I just opened an OLD box full of clothes I must have last worn 15 years ago. I was going to donate it all, then though wait, this random GAP sweater, Jcrew stuff, old blue jeans and leather Coach bag all look so much better than anything I can buy today. Maybe I should hang onto them.


HANG onto them sister!!!
Anonymous
Anonymous wrote:My 32 year old co worker asks me every Friday “do you have any plans this weekend?” She seems disappointed every time I say “just relax at home!” She is the type that is going to drag her toddler to a gym class, a winery and out to eat, plus make her husband build something for their house this weekend. We are very dissimilar.
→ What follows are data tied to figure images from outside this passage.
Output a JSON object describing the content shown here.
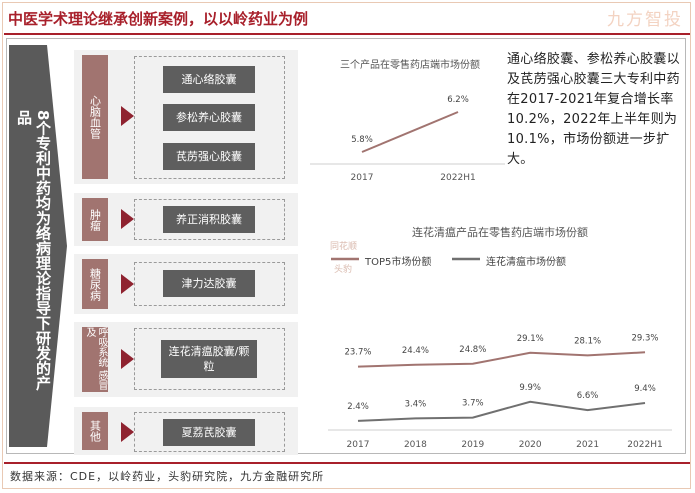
{
  "title": "中医学术理论继承创新案例，以以岭药业为例",
  "watermark": "九方智投",
  "side_arrow_text": "8个专利中药均为络病理论指导下研发的产品",
  "categories": [
    {
      "label": "心脑血管",
      "drugs": [
        "通心络胶囊",
        "参松养心胶囊",
        "芪苈强心胶囊"
      ]
    },
    {
      "label": "肿瘤",
      "drugs": [
        "养正消积胶囊"
      ]
    },
    {
      "label": "糖尿病",
      "drugs": [
        "津力达胶囊"
      ]
    },
    {
      "label": "呼吸系统 感冒及",
      "drugs": [
        "连花清瘟胶囊/颗粒"
      ]
    },
    {
      "label": "其他",
      "drugs": [
        "夏荔芪胶囊"
      ]
    }
  ],
  "paragraph": "通心络胶囊、参松养心胶囊以及芪苈强心胶囊三大专利中药在2017-2021年复合增长率10.2%，2022年上半年则为10.1%，市场份额进一步扩大。",
  "faint_source": {
    "line1": "同花顺",
    "line2": "头豹"
  },
  "footer": "数据来源：CDE，以岭药业，头豹研究院，九方金融研究所",
  "colors": {
    "brand": "#a8202b",
    "top5": "#a17470",
    "lianhua": "#707070",
    "small_line": "#a17470"
  },
  "chart_data": [
    {
      "type": "line",
      "title": "三个产品在零售药店端市场份额",
      "x": [
        "2017",
        "2022H1"
      ],
      "series": [
        {
          "name": "",
          "values": [
            5.8,
            6.2
          ],
          "labels": [
            "5.8%",
            "6.2%"
          ]
        }
      ]
    },
    {
      "type": "line",
      "title": "连花清瘟产品在零售药店端市场份额",
      "x": [
        "2017",
        "2018",
        "2019",
        "2020",
        "2021",
        "2022H1"
      ],
      "legend_position": "top-left",
      "series": [
        {
          "name": "TOP5市场份额",
          "values": [
            23.7,
            24.4,
            24.8,
            29.1,
            28.1,
            29.3
          ],
          "labels": [
            "23.7%",
            "24.4%",
            "24.8%",
            "29.1%",
            "28.1%",
            "29.3%"
          ]
        },
        {
          "name": "连花清瘟市场份额",
          "values": [
            2.4,
            3.4,
            3.7,
            9.9,
            6.6,
            9.4
          ],
          "labels": [
            "2.4%",
            "3.4%",
            "3.7%",
            "9.9%",
            "6.6%",
            "9.4%"
          ]
        }
      ]
    }
  ]
}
I tell people I relax at home but I had 3 gym sessions booked.
Anonymous
Yes! It feels like there is nothing to do or nothing worth the cost like going out to eat. We don't eat out anymore but it's just been blah. Boredom, sadness..is this a recession? Depression? It feels like there is nothing good out there, no hope. I don't know how else to articulate it. Even having a hard time finding good tv shows or good books. Just nothingness.
Anonymous
Anonymous wrote:Tracks for me. I have barely left the house since December!


What have you been doing?
Anonymous
Anonymous wrote:Not me or my circle. I love my job, traveling, and going out.


+1
Anonymous
Anonymous wrote:I agree, I've noticed this too. We're all just really tired and not feeling like much is worth the effort or money. I don't know that this is depression but it's for sure something happening. This is a thing. I think the last 6 years has really taken a toll on everything in our lives. Made us reevaluate things and made us more wanting to be relaxed maybe at home, I don't know but this isn't just you OP. You're not alone in this at all.
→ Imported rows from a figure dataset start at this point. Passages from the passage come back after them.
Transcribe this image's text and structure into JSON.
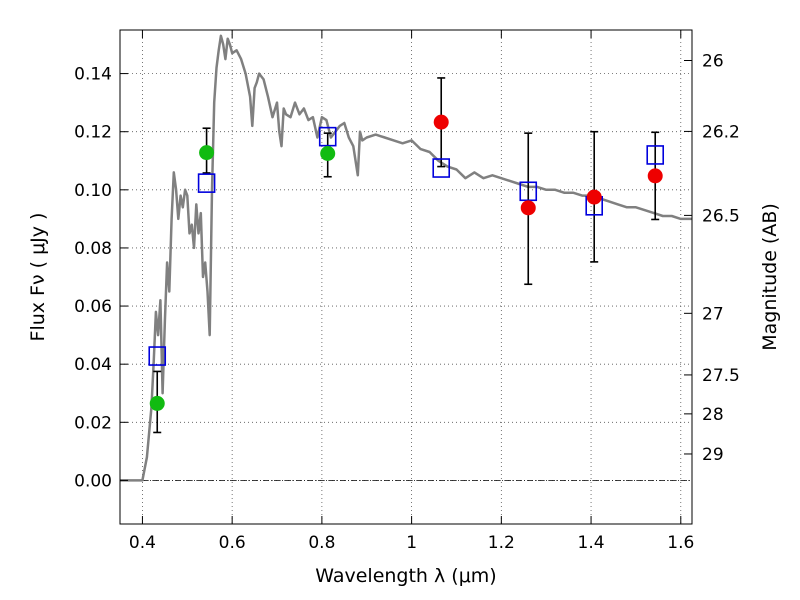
{
  "chart_data": {
    "type": "scatter",
    "xlabel": "Wavelength  λ (μm)",
    "ylabel": "Flux  Fν  ( μJy )",
    "right_ylabel": "Magnitude (AB)",
    "xlim": [
      0.35,
      1.625
    ],
    "ylim": [
      -0.015,
      0.155
    ],
    "grid": true,
    "x_ticks": [
      {
        "value": 0.4,
        "label": "0.4"
      },
      {
        "value": 0.6,
        "label": "0.6"
      },
      {
        "value": 0.8,
        "label": "0.8"
      },
      {
        "value": 1.0,
        "label": "1"
      },
      {
        "value": 1.2,
        "label": "1.2"
      },
      {
        "value": 1.4,
        "label": "1.4"
      },
      {
        "value": 1.6,
        "label": "1.6"
      }
    ],
    "y_ticks": [
      {
        "value": 0.0,
        "label": "0.00"
      },
      {
        "value": 0.02,
        "label": "0.02"
      },
      {
        "value": 0.04,
        "label": "0.04"
      },
      {
        "value": 0.06,
        "label": "0.06"
      },
      {
        "value": 0.08,
        "label": "0.08"
      },
      {
        "value": 0.1,
        "label": "0.10"
      },
      {
        "value": 0.12,
        "label": "0.12"
      },
      {
        "value": 0.14,
        "label": "0.14"
      }
    ],
    "right_ticks": [
      {
        "flux": 0.1445,
        "label": "26"
      },
      {
        "flux": 0.1201,
        "label": "26.2"
      },
      {
        "flux": 0.0912,
        "label": "26.5"
      },
      {
        "flux": 0.0575,
        "label": "27"
      },
      {
        "flux": 0.0363,
        "label": "27.5"
      },
      {
        "flux": 0.0229,
        "label": "28"
      },
      {
        "flux": 0.0091,
        "label": "29"
      }
    ],
    "colors": {
      "model": "#808080",
      "green": "#11bb11",
      "red": "#ee0000",
      "box": "#0000dd",
      "errorbar": "#000000"
    },
    "model_spectrum": [
      [
        0.35,
        0.0
      ],
      [
        0.4,
        0.0
      ],
      [
        0.41,
        0.008
      ],
      [
        0.42,
        0.025
      ],
      [
        0.425,
        0.04
      ],
      [
        0.43,
        0.058
      ],
      [
        0.435,
        0.05
      ],
      [
        0.44,
        0.062
      ],
      [
        0.445,
        0.03
      ],
      [
        0.45,
        0.055
      ],
      [
        0.455,
        0.075
      ],
      [
        0.46,
        0.065
      ],
      [
        0.465,
        0.09
      ],
      [
        0.47,
        0.106
      ],
      [
        0.475,
        0.1
      ],
      [
        0.48,
        0.09
      ],
      [
        0.485,
        0.098
      ],
      [
        0.49,
        0.094
      ],
      [
        0.495,
        0.1
      ],
      [
        0.5,
        0.098
      ],
      [
        0.505,
        0.085
      ],
      [
        0.51,
        0.088
      ],
      [
        0.515,
        0.08
      ],
      [
        0.52,
        0.095
      ],
      [
        0.525,
        0.085
      ],
      [
        0.53,
        0.092
      ],
      [
        0.535,
        0.07
      ],
      [
        0.54,
        0.075
      ],
      [
        0.545,
        0.065
      ],
      [
        0.55,
        0.05
      ],
      [
        0.555,
        0.1
      ],
      [
        0.56,
        0.13
      ],
      [
        0.565,
        0.142
      ],
      [
        0.57,
        0.148
      ],
      [
        0.575,
        0.153
      ],
      [
        0.58,
        0.15
      ],
      [
        0.585,
        0.145
      ],
      [
        0.59,
        0.152
      ],
      [
        0.595,
        0.15
      ],
      [
        0.6,
        0.147
      ],
      [
        0.61,
        0.148
      ],
      [
        0.62,
        0.145
      ],
      [
        0.63,
        0.14
      ],
      [
        0.64,
        0.132
      ],
      [
        0.645,
        0.122
      ],
      [
        0.65,
        0.135
      ],
      [
        0.655,
        0.137
      ],
      [
        0.66,
        0.14
      ],
      [
        0.67,
        0.138
      ],
      [
        0.68,
        0.132
      ],
      [
        0.69,
        0.125
      ],
      [
        0.7,
        0.13
      ],
      [
        0.705,
        0.12
      ],
      [
        0.71,
        0.115
      ],
      [
        0.715,
        0.128
      ],
      [
        0.72,
        0.126
      ],
      [
        0.73,
        0.125
      ],
      [
        0.74,
        0.13
      ],
      [
        0.75,
        0.126
      ],
      [
        0.76,
        0.128
      ],
      [
        0.77,
        0.124
      ],
      [
        0.78,
        0.125
      ],
      [
        0.79,
        0.118
      ],
      [
        0.8,
        0.125
      ],
      [
        0.81,
        0.124
      ],
      [
        0.82,
        0.118
      ],
      [
        0.83,
        0.12
      ],
      [
        0.84,
        0.122
      ],
      [
        0.85,
        0.123
      ],
      [
        0.86,
        0.118
      ],
      [
        0.87,
        0.115
      ],
      [
        0.88,
        0.105
      ],
      [
        0.885,
        0.12
      ],
      [
        0.89,
        0.117
      ],
      [
        0.9,
        0.118
      ],
      [
        0.92,
        0.119
      ],
      [
        0.94,
        0.118
      ],
      [
        0.96,
        0.117
      ],
      [
        0.98,
        0.116
      ],
      [
        1.0,
        0.117
      ],
      [
        1.02,
        0.114
      ],
      [
        1.04,
        0.113
      ],
      [
        1.06,
        0.11
      ],
      [
        1.08,
        0.108
      ],
      [
        1.1,
        0.107
      ],
      [
        1.12,
        0.104
      ],
      [
        1.14,
        0.106
      ],
      [
        1.16,
        0.104
      ],
      [
        1.18,
        0.105
      ],
      [
        1.2,
        0.104
      ],
      [
        1.22,
        0.103
      ],
      [
        1.24,
        0.102
      ],
      [
        1.26,
        0.101
      ],
      [
        1.28,
        0.101
      ],
      [
        1.3,
        0.1
      ],
      [
        1.32,
        0.1
      ],
      [
        1.34,
        0.099
      ],
      [
        1.36,
        0.099
      ],
      [
        1.38,
        0.098
      ],
      [
        1.4,
        0.098
      ],
      [
        1.42,
        0.097
      ],
      [
        1.44,
        0.096
      ],
      [
        1.46,
        0.095
      ],
      [
        1.48,
        0.094
      ],
      [
        1.5,
        0.094
      ],
      [
        1.52,
        0.093
      ],
      [
        1.54,
        0.092
      ],
      [
        1.56,
        0.091
      ],
      [
        1.58,
        0.091
      ],
      [
        1.6,
        0.09
      ],
      [
        1.625,
        0.09
      ]
    ],
    "green_points": [
      {
        "x": 0.433,
        "y": 0.0265,
        "yerr": [
          0.0165,
          0.0375
        ]
      },
      {
        "x": 0.543,
        "y": 0.1128,
        "yerr": [
          0.1058,
          0.1212
        ]
      },
      {
        "x": 0.813,
        "y": 0.1125,
        "yerr": [
          0.1045,
          0.1195
        ]
      }
    ],
    "red_points": [
      {
        "x": 1.066,
        "y": 0.1233,
        "yerr": [
          0.108,
          0.1385
        ]
      },
      {
        "x": 1.26,
        "y": 0.0938,
        "yerr": [
          0.0675,
          0.1195
        ]
      },
      {
        "x": 1.407,
        "y": 0.0975,
        "yerr": [
          0.0752,
          0.12
        ]
      },
      {
        "x": 1.543,
        "y": 0.1048,
        "yerr": [
          0.0898,
          0.1198
        ]
      }
    ],
    "model_boxes": [
      {
        "x": 0.433,
        "y": 0.0428
      },
      {
        "x": 0.543,
        "y": 0.1023
      },
      {
        "x": 0.813,
        "y": 0.1183
      },
      {
        "x": 1.066,
        "y": 0.1075
      },
      {
        "x": 1.26,
        "y": 0.0995
      },
      {
        "x": 1.407,
        "y": 0.0945
      },
      {
        "x": 1.543,
        "y": 0.112
      }
    ]
  }
}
The pandemic shutdown started on March 13. Here is the state of the country 6 years later.
Anonymous
There used to be fun trends - online dances to learn, a fun new food to try, a tv show everybody was addicted to. None of it exists or hits the same now. Nobody cares about celebrities, no one to admire. Can’t figure it out.
Anonymous
Anonymous wrote:It's your age group. My kids are older now and I'm upshifting. More time for myself, less time and energy mothering.


Same.
Anonymous
I hit that wall in my early 40s, a couple of years after having DC #2. I became a SAHM, and my social life centered around the DCs rather than around adult gatherings requiring a babysitter. FWIW, life started getting fun and less exhausting again in my 50s. We’re back to eating out regularly, going to shows, and traveling impromptu.
Anonymous
Anonymous wrote:I hit that wall in my early 40s, a couple of years after having DC #2. I became a SAHM, and my social life centered around the DCs rather than around adult gatherings requiring a babysitter. FWIW, life started getting fun and less exhausting again in my 50s. We’re back to eating out regularly, going to shows, and traveling impromptu.
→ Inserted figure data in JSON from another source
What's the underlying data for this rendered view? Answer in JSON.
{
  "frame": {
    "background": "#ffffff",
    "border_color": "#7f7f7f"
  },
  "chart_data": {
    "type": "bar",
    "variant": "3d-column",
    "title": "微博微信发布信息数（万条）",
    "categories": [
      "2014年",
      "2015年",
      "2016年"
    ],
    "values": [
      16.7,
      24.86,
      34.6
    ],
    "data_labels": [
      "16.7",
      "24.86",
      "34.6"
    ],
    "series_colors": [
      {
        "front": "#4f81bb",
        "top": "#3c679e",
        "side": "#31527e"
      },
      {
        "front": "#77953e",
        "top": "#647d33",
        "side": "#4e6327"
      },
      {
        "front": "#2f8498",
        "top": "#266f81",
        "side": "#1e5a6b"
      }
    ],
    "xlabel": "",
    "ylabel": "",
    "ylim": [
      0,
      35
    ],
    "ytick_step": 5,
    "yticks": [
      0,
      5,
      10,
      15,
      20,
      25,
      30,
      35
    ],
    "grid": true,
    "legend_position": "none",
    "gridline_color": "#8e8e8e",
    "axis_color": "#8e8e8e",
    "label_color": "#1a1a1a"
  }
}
This is why every middle aged mom in suburbia are miserable. You need your own life, friends and hobbies as opposed to your children running your social life. Of course you admit life started getting fun again in your 50s.
Anonymous
All of you still should be connecting with friends. Make a phone date. Settle into your favorite chair in your PJs. 45min of conversation with a friend is wonderful. Every few months, at least. If not more often. Stay connected.